A la derecha del Salvator Mundi se lee claramente la palabra filius (hijo) compuesta en caracteres latinos. La inscripción a la izquierda del Cristo, y la que enmarca el mosaico —repitiéndose idéntica a sus cuatros lados— no han sido descifradas hasta la fecha, tal vez por la errónea creencia de que fueran redactadas en cirílico. Se trata de un estilo de inscripción gótica propio de lápidas medievales. La utilización de un modelo occidental anterior, con toda probabilidad grabado, proporcionó sin duda el origen iconográfico del mosaico. Se nota la paradójica presencia del globo “tripartito”, sustentado por la mano de Cristo: símbolo trinitario y referencia a los tres continentes (Asia, África y Europa) conocidos antes del descubrimiento de América.
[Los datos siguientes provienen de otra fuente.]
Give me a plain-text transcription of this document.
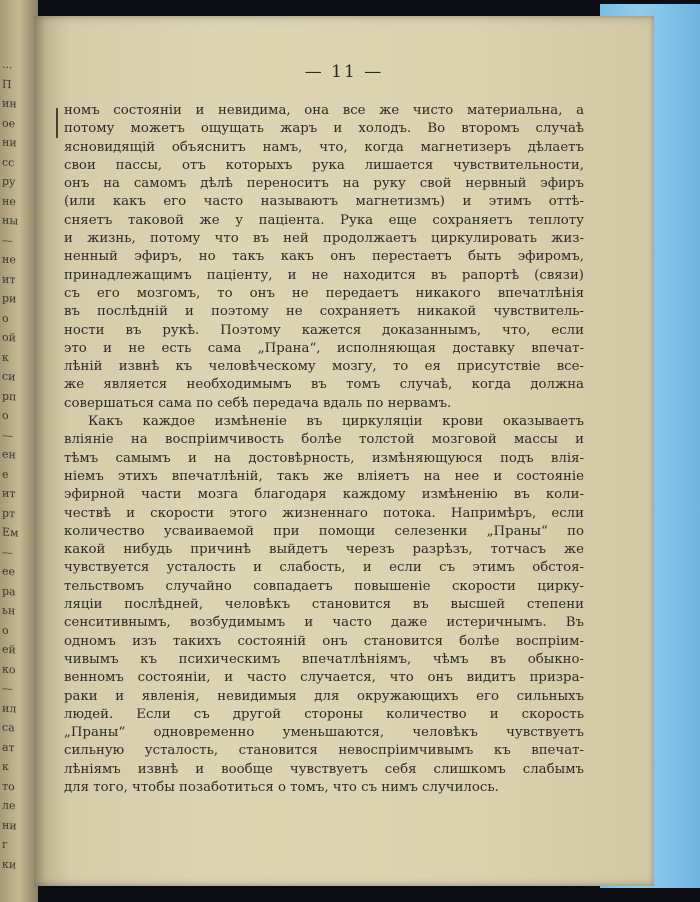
...
П
ин
ое
ни
сс
ру
не
ны
—
не
ит
ри
о
ой
к
си
рп
о
—
ен
е
ит
рт
Ем
—
ее
ра
ьн
о
ей
ко
—
ил
са
ат
к
то
ле
ни
г
ки
— 11 —
номъ состоянiи и невидима, она все же чисто материальна, а
потому можетъ ощущать жаръ и холодъ. Во второмъ случаѣ
ясновидящiй объяснитъ намъ, что, когда магнетизеръ дѣлаетъ
свои пассы, отъ которыхъ рука лишается чувствительности,
онъ на самомъ дѣлѣ переноситъ на руку свой нервный эфиръ
(или какъ его часто называютъ магнетизмъ) и этимъ оттѣ-
сняетъ таковой же у пацiента. Рука еще сохраняетъ теплоту
и жизнь, потому что въ ней продолжаетъ циркулировать жиз-
ненный эфиръ, но такъ какъ онъ перестаетъ быть эфиромъ,
принадлежащимъ пацiенту, и не находится въ рапортѣ (связи)
съ его мозгомъ, то онъ не передаетъ никакого впечатлѣнiя
въ послѣднiй и поэтому не сохраняетъ никакой чувствитель-
ности въ рукѣ. Поэтому кажется доказаннымъ, что, если
это и не есть сама „Прана“, исполняющая доставку впечат-
лѣнiй извнѣ къ человѣческому мозгу, то ея присутствiе все-
же является необходимымъ въ томъ случаѣ, когда должна
совершаться сама по себѣ передача вдаль по нервамъ.
Какъ каждое измѣненiе въ циркуляцiи крови оказываетъ
влiянiе на воспрiимчивость болѣе толстой мозговой массы и
тѣмъ самымъ и на достовѣрность, измѣняющуюся подъ влiя-
нiемъ этихъ впечатлѣнiй, такъ же влiяетъ на нее и состоянiе
эфирной части мозга благодаря каждому измѣненiю въ коли-
чествѣ и скорости этого жизненнаго потока. Напримѣръ, если
количество усваиваемой при помощи селезенки „Праны“ по
какой нибудь причинѣ выйдетъ черезъ разрѣзъ, тотчасъ же
чувствуется усталость и слабость, и если съ этимъ обстоя-
тельствомъ случайно совпадаетъ повышенiе скорости цирку-
ляцiи послѣдней, человѣкъ становится въ высшей степени
сенситивнымъ, возбудимымъ и часто даже истеричнымъ. Въ
одномъ изъ такихъ состоянiй онъ становится болѣе воспрiим-
чивымъ къ психическимъ впечатлѣнiямъ, чѣмъ въ обыкно-
венномъ состоянiи, и часто случается, что онъ видитъ призра-
раки и явленiя, невидимыя для окружающихъ его сильныхъ
людей. Если съ другой стороны количество и скорость
„Праны“ одновременно уменьшаются, человѣкъ чувствуетъ
сильную усталость, становится невоспрiимчивымъ къ впечат-
лѣнiямъ извнѣ и вообще чувствуетъ себя слишкомъ слабымъ
для того, чтобы позаботиться о томъ, что съ нимъ случилось.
Es posible que el mosaico novohispano —sin lugar a duda obra colectiva realizada gracias a la colaboración entre amantecas y frailes misioneros— haya salido del taller del franciscano fray Pedro de Gante, en el convento de San José de los Naturales, debido a una cierta familiaridad con otra obra de plumaria, la Misa de San Gregorio, fechada en 1539 y resguardada hoy en Francia, en el Museo de Auch. Sin embargo, a diferencia de ésta, el Salvator Mundi no salió para Europa y pudo por lo tanto jugar una función importante en las liturgias novohispanas, como obra altamente simbólica desde el punto de vista de la cristianización de las poblaciones locales. Mencionemos cómo el tema sacrificial fue de gran actualidad en la empresa misionera de los primeros decenios de la colonización. Es de hecho posible encontrar algunos paralelismos entre la iconografía del Salvator Mundi y ciertas representaciones de los sacrificados prehispánicos, en particular los de la fiesta de Tóxcatl descritos dentro del Códice Florentino. (4)
Gracias a su luminosidad, la obra emana un mensaje estético muy poderoso: la materia del icono hace suya parte de aquella naturaleza considerada en los tiempos prehispánicos como sagrada. Se recuerda que el permiso de vestir plumas era otorgado directamente por el tlatoani, ya que —como lo menciona el dominico fray Diego Durán en su Historia de las Indias de Nueva España e islas de Tierra Firme— la pluma era “sombra de los señores y reyes”. Este concepto encontraba evidentes resonancias en la teología de los frailes evangelizadores, ya que la luz fue siempre para el pensamiento cristiano clara señal de la presencia de Dios. Sin embargo, es en este punto de aparente “comparación” entre las tradiciones visuales prehispánicas y cristianas que se encuentra su profunda diferencia, ya que el Salvator Mundi no es solamente representación resplandeciente de un tema cristológico —cómo podría serlo una pintura al óleo—, sino emanación y parte constitutiva del mismo. Recordemos la abundante literatura devocional en náhuatl del siglo XVI donde el Espíritu Santo es llamado “quetzal”. La materia del mosaico termina siendo encarnación sagrada y añade, por lo tanto, un aspecto inédito de vivacidad al tema cristológico del Salvator Mundi.
Alessandra Russo
(1) Mosaico de plumas naturales elaborado sobre soportes de algodón sin hilar, aglutinado y pegado a su vez en capas sobre una tela de algodón de una sola pieza. El adhesivo utilizado es, probablemente, el tzauhtli, pegamento de tradición prehispánica realizado a partir de los bulbos de orquídea. También hay presencia de láminas de plata de 1 mm de espesor para la aureola y la cruz.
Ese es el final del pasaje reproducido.